Асса и другие произведения этого автора. Книга 1. Начало. То да сё… | страница 82
Фото — Булат Окуджава
И вот тогда, когда в той самой неведомой черной дыре экспериментального омута булькнула и, как я понял, навеки потонула моя «Солома», мне стало ясно, что, видимо, пришел момент «вытаскивать в люди» того мужика, и отважно поведал Гуревичу о внезапно явившемся в измученной голове крутейшем замысле мюзикла на стихи-песни Окуджавы под названием «Вера, Надежда, Любовь». Леня выслушал предложение, сказал, что это именно то, что необходимо сейчас и студии, и чухраевскому эксперименту, и всему нашему и не нашему кино.
— Это будет мюзикл?
— Мюзикл, мюзикл. Диалог там вообще не нужен — будут только петь…
Идея свалилась на меня сразу как озарение. Если «Солома волос» сочинялась лет пять, каждая строчка давалась потом и кровью, то здесь все придумалось вмиг. Это должна была быть история одной семьи: мать — Вера, дочь — Надежда, внучка — Любовь. История трех женщин, трех времен: Гражданская война, потом Отечественная, и в последней новелле — уже наши дни. Все точно сходилось по датам, по судьбам, по всему тому, что в принципе нужно для хорошего кино.

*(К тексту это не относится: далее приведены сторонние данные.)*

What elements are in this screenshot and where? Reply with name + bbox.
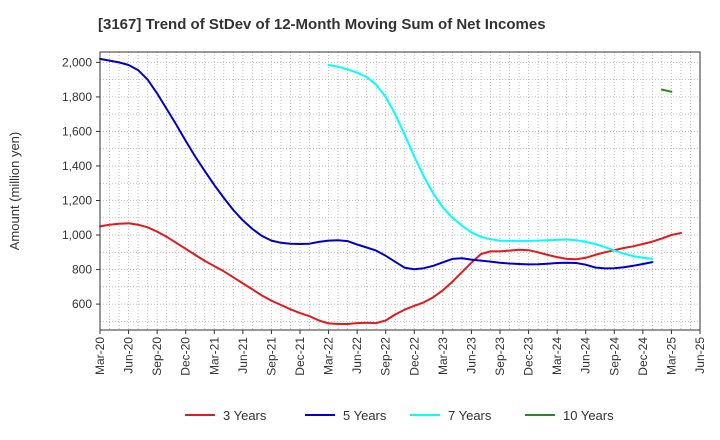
y-tick-label: 1,200: [62, 193, 92, 207]
x-tick-label: Dec-24: [636, 337, 650, 376]
legend: 3 Years 5 Years 7 Years 10 Years: [185, 408, 614, 423]
chart-title: [3167] Trend of StDev of 12-Month Moving…: [98, 16, 546, 33]
legend-label-7-years: 7 Years: [448, 408, 492, 423]
x-tick-label: Sep-23: [493, 337, 507, 376]
x-tick-label: Jun-23: [464, 337, 478, 374]
x-tick-label: Jun-25: [693, 337, 707, 374]
x-tick-label: Jun-22: [350, 337, 364, 374]
x-tick-label: Mar-22: [322, 337, 336, 375]
y-tick-label: 2,000: [62, 55, 92, 69]
plot-frame: [99, 51, 701, 331]
y-tick-label: 1,800: [62, 90, 92, 104]
x-tick-label: Mar-23: [436, 337, 450, 375]
x-tick-label: Jun-20: [122, 337, 136, 374]
x-tick-label: Mar-21: [207, 337, 221, 375]
series-line-3-years: [99, 222, 682, 325]
y-tick-label: 1,600: [62, 124, 92, 138]
x-tick-label: Mar-24: [550, 337, 564, 375]
grid: [99, 52, 701, 330]
y-tick-label: 1,000: [62, 228, 92, 242]
series-line-10-years: [660, 88, 673, 93]
x-tick-label: Mar-25: [664, 337, 678, 375]
legend-label-10-years: 10 Years: [563, 408, 614, 423]
x-tick-label: Dec-23: [522, 337, 536, 376]
legend-label-3-years: 3 Years: [223, 408, 267, 423]
x-tick-label: Sep-22: [379, 337, 393, 376]
x-tick-label: Dec-21: [293, 337, 307, 376]
y-tick-label: 1,400: [62, 159, 92, 173]
legend-label-5-years: 5 Years: [343, 408, 387, 423]
y-axis-ticks: 600 800 1,000 1,200 1,400 1,600 1,800 2,000: [62, 55, 100, 311]
x-tick-label: Sep-24: [607, 337, 621, 376]
x-tick-label: Jun-24: [579, 337, 593, 374]
series-line-5-years: [99, 57, 654, 271]
series-line-7-years: [327, 64, 654, 260]
y-tick-label: 600: [72, 297, 92, 311]
series-lines: [99, 57, 682, 325]
x-axis-ticks: Mar-20 Jun-20 Sep-20 Dec-20 Mar-21 Jun-21 Sep-…: [93, 330, 707, 376]
x-tick-label: Dec-22: [407, 337, 421, 376]
y-tick-label: 800: [72, 263, 92, 277]
x-tick-label: Mar-20: [93, 337, 107, 375]
x-tick-label: Sep-21: [264, 337, 278, 376]
x-tick-label: Sep-20: [150, 337, 164, 376]
x-tick-label: Dec-20: [179, 337, 193, 376]
x-tick-label: Jun-21: [236, 337, 250, 374]
y-axis-title: Amount (million yen): [7, 132, 22, 251]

Леня был в редакторской эйфории. Свалившийся на меня с неба сюжет мне тоже страшно нравился. Вся история семьи ловко разворачивалась в одном доме, где-то под Ленинградом, вернее на его окраине, где-то в районе зеленого Елагина острова — каменный дом стоял на отшибе, в траве у реки. Сначала вблизи находился аэродром, откуда в Гражданскую взлетали «этажерки», и у одного из пилотов был роман с Верой. Однажды летчик не вернулся с вылета. Но родилась дочь, Надежда. В Отечественную возле того же дома, где по-прежнему жила уже выросшая дочь, стояла батарея зениток, у Надежды завязался роман с мальчиком-зенитчиком, но потом и его круглый затылок ушел куда-то в грохочущую смерть. И третья новелла тоже была о любви. А из всех трех складывалась довольно трогательная история про нашу историю, но не официозную, а человеческую, душевную, что ли — во всяком случае, историю про людей и для людей.
— Писать? — спросил я у Гуревича.
— Немедленно.
— Я ведь с Окуджавой должен писать. Звонить ему?
— Звони…
Легко было сказать. С Окуджавой я знаком так и не был. Только по телевизору. Но набрался нахальства. Позвонил. Представился. Изложил суть.
— Хорошо, давайте повидаемся, — услышал в ответ знакомый голос.
Трепеща, я потащился через весь город к Речному вокзалу, где он тогда жил. И хотя вроде это я выводил его в люди, чувствовал отчего-то противоположное — меня предательски колотила довольно-таки рабская дрожь. Нельзя же было, ей-богу, не ощущать, что Булат — это настоящее, большое событие не только, допустим, в жизни моей или даже моего поколения, но и во всей русской культуре. Фет, Аполлон Григорьев, Иннокентий Анненский, Случевский, Кузмин, Булат… Вот с такой странной смесью молодой наглости, старого намерения все-таки «выводить его в люди» и предательского ученического трепета я впервые входил к нему в дом.